America's solid waste industry achieved these reductions through increased recycling, composting, landfill gas destruction and recovery, and waste-to-energy, along with better regulation of our landfills. We are developing new technologies such as bioreactor landfills that enhance our ability to more effectively collect and use landfill gas. We are advancing new technologies that allow the use of alternative fuels and engine designs that will lower greenhouse gas emissions from collection and transport vehicles. We continue to find more efficient ways to recover valuable materials through increased recycling and composting.

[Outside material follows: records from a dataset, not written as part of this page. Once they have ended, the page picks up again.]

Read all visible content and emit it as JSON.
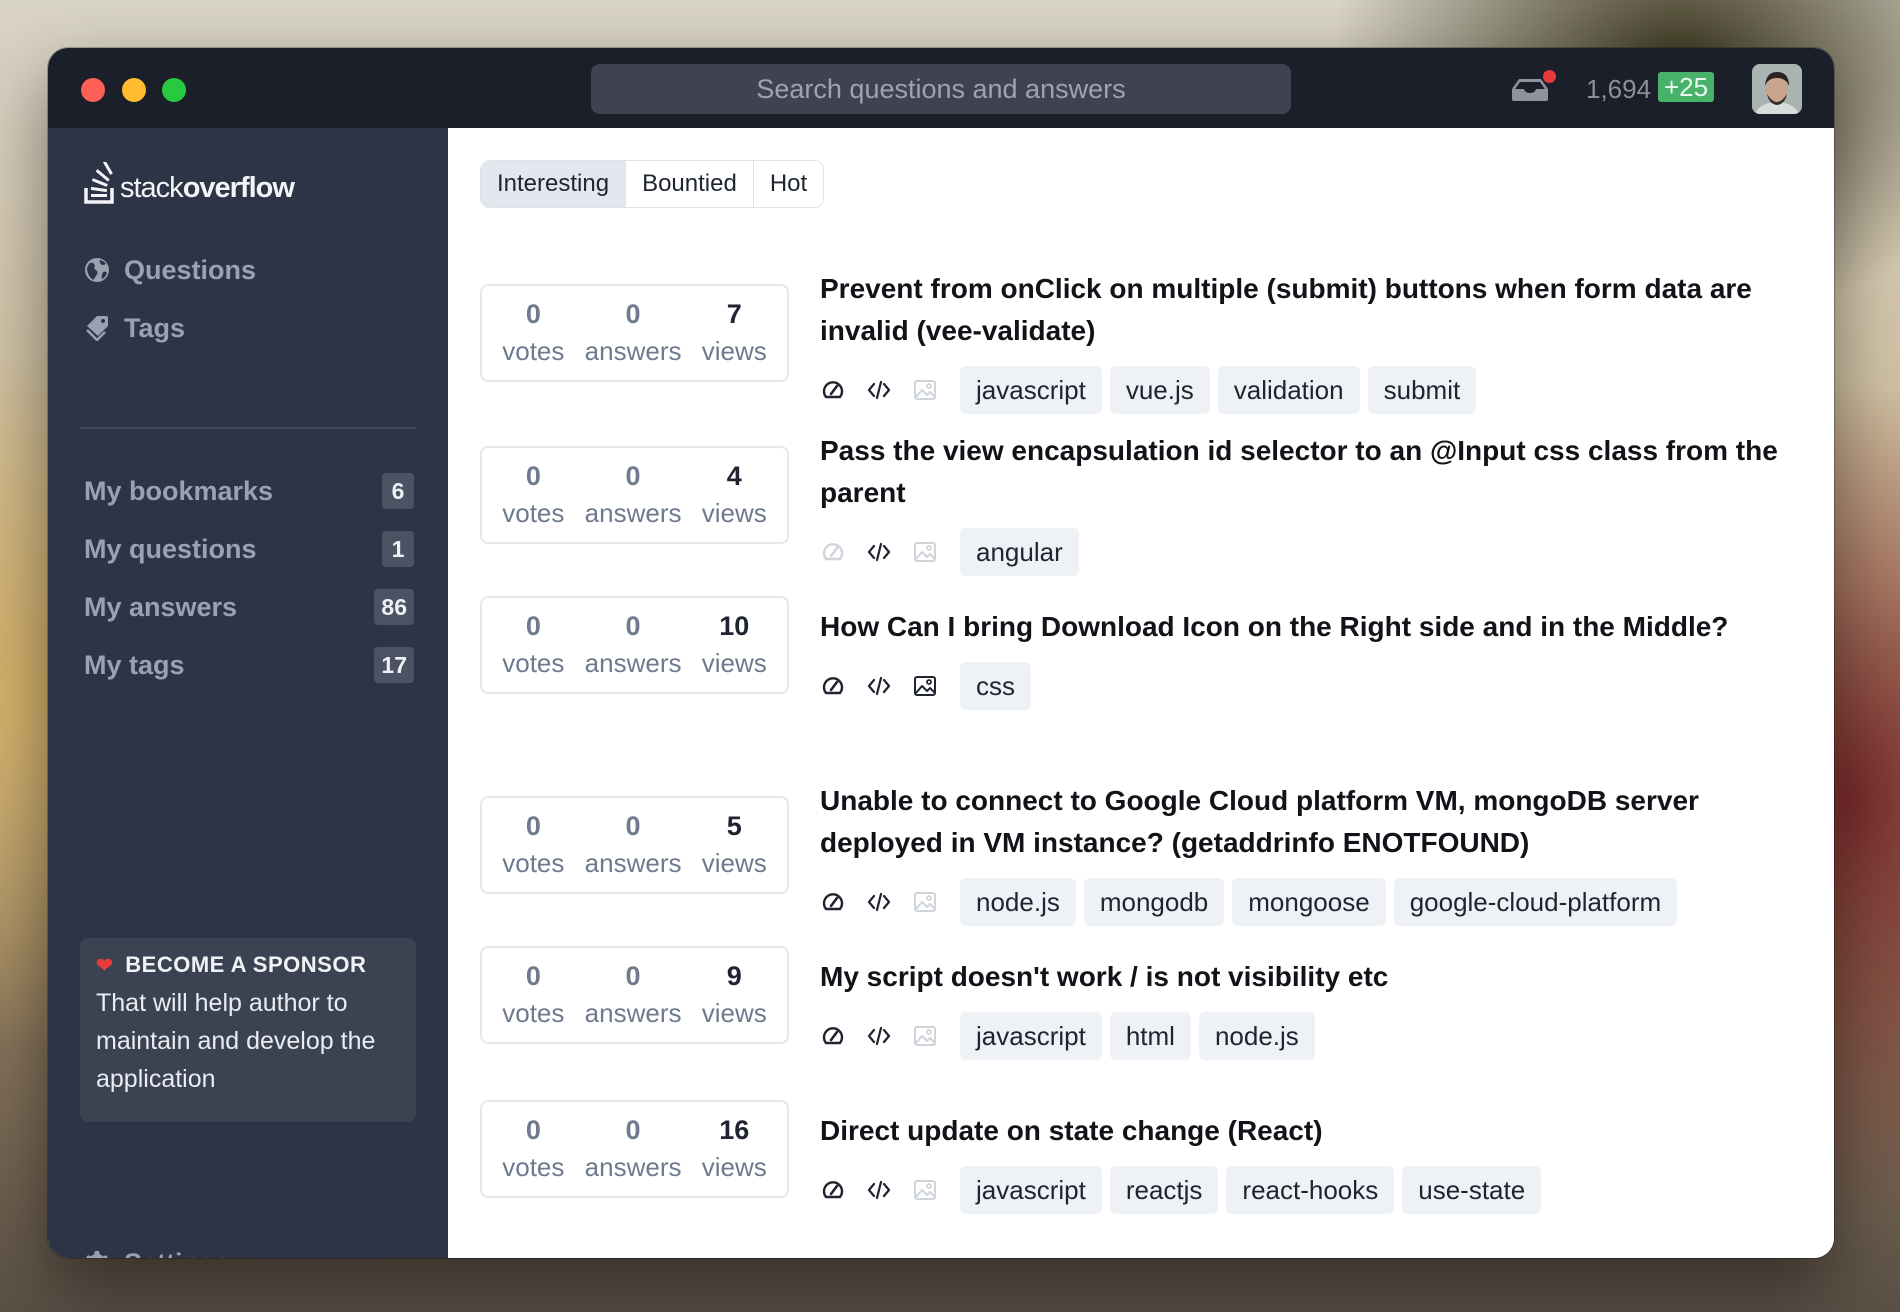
{
  "titlebar": {
    "search_placeholder": "Search questions and answers",
    "inbox_icon": "inbox-icon",
    "has_notification": true,
    "reputation": "1,694",
    "reputation_change": "+25",
    "colors": {
      "notification": "#e8393c",
      "reputation_badge": "#48b26b"
    }
  },
  "sidebar": {
    "logo": {
      "light": "stack",
      "bold": "overflow"
    },
    "nav": [
      {
        "label": "Questions",
        "icon": "globe-icon"
      },
      {
        "label": "Tags",
        "icon": "tags-icon"
      }
    ],
    "my_items": [
      {
        "label": "My bookmarks",
        "count": "6"
      },
      {
        "label": "My questions",
        "count": "1"
      },
      {
        "label": "My answers",
        "count": "86"
      },
      {
        "label": "My tags",
        "count": "17"
      }
    ],
    "sponsor": {
      "title": "BECOME A SPONSOR",
      "text": "That will help author to maintain and develop the application"
    },
    "settings_label": "Settings"
  },
  "main": {
    "tabs": [
      {
        "label": "Interesting",
        "active": true
      },
      {
        "label": "Bountied",
        "active": false
      },
      {
        "label": "Hot",
        "active": false
      }
    ],
    "stat_labels": {
      "votes": "votes",
      "answers": "answers",
      "views": "views"
    },
    "questions": [
      {
        "votes": "0",
        "answers": "0",
        "views": "7",
        "title": "Prevent from onClick on multiple (submit) buttons when form data are invalid (vee-validate)",
        "flags": {
          "performance": true,
          "code": true,
          "image": false
        },
        "tags": [
          "javascript",
          "vue.js",
          "validation",
          "submit"
        ]
      },
      {
        "votes": "0",
        "answers": "0",
        "views": "4",
        "title": "Pass the view encapsulation id selector to an @Input css class from the parent",
        "flags": {
          "performance": false,
          "code": true,
          "image": false
        },
        "tags": [
          "angular"
        ]
      },
      {
        "votes": "0",
        "answers": "0",
        "views": "10",
        "title": "How Can I bring Download Icon on the Right side and in the Middle?",
        "flags": {
          "performance": true,
          "code": true,
          "image": true
        },
        "tags": [
          "css"
        ]
      },
      {
        "votes": "0",
        "answers": "0",
        "views": "5",
        "title": "Unable to connect to Google Cloud platform VM, mongoDB server deployed in VM instance? (getaddrinfo ENOTFOUND)",
        "flags": {
          "performance": true,
          "code": true,
          "image": false
        },
        "tags": [
          "node.js",
          "mongodb",
          "mongoose",
          "google-cloud-platform"
        ]
      },
      {
        "votes": "0",
        "answers": "0",
        "views": "9",
        "title": "My script doesn't work / is not visibility etc",
        "flags": {
          "performance": true,
          "code": true,
          "image": false
        },
        "tags": [
          "javascript",
          "html",
          "node.js"
        ]
      },
      {
        "votes": "0",
        "answers": "0",
        "views": "16",
        "title": "Direct update on state change (React)",
        "flags": {
          "performance": true,
          "code": true,
          "image": false
        },
        "tags": [
          "javascript",
          "reactjs",
          "react-hooks",
          "use-state"
        ]
      }
    ]
  }
}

NSWMA believes that a national greenhouse gas control program should recognize inclusion of landfill gas recovery as an offset in a cap and trade program and as a renewable energy source; support recycling and compost programs; recognize “early actions” that achieved greenhouse gas reductions (e.g., flaring or recovering landfill gas for energy and recycling); and support emission reporting rules that address anthropogenic greenhouse gas emissions and recognize net emissions and reductions on a lifecycle basis to include methane oxidation in landfill covers, carbon storage in landfills, and the impact of flaring off or recovering landfill gas as an energy source. We are proud to be one of the few industries whose greenhouse gas emissions have declined over the last 20 years.
Enteric fermentation - The digestive process used by ruminant animals such as cows, is the leading source of anthropogenic methane emissions.
Greenhouse gas - A naturally occurring chemical that absorbs infrared radiation from the sun and traps the heat in the atmosphere. Major greenhouse gasses are carbon dioxide, methane, and nitrous oxide. Other important greenhouse gases are hydrofluorocarbons, perfluorocarbons, and sulfur hexafluoride. In the United States, most of the man-made greenhouse gas emissions come from carbon dioxide emissions associated with combustion of fossil fuels such as petroleum, natural gas, and coal.
Landfill gas - Gas that is generated by decomposition of organic material at landfill disposal sites. The average composition of landfill gas is approximately 50 percent methane and 50 percent carbon dioxide and water vapor by volume. The methane percentage can vary from 40 to 60 percent, depending on several factors including waste composition (e.g., carbohydrate and cellulose content).
Sequestration (storage) - Provision of long-term storage of carbon in the terrestrial biosphere, underground, or the oceans so that the buildup of carbon dioxide concentration in the atmosphere will reduce or slow. In some cases, this is accomplished by maintaining or enhancing natural processes that are part of the carbon cycle, which is the movement and exchange of carbon among its sinks (reservoirs), namely the atmosphere, oceans, vegetation, other living creatures, soils, and geologic deposits and minerals. Waste disposal is one part of the carbon cycle. For example, photosynthesis removes carbon dioxide from the atmosphere and stores it as carbon in trees and plants, which end up in trash as wood, paper and food waste. When this material decomposes, methane is released into the atmosphere, which oxidizes to carbon dioxide and water, and the cycle begins again.
Teragrams of Carbon Dioxide Equivalent (TgCO2Eq) - A teragram is 1x1012 grams. This is the standard measurement of greenhouse gases.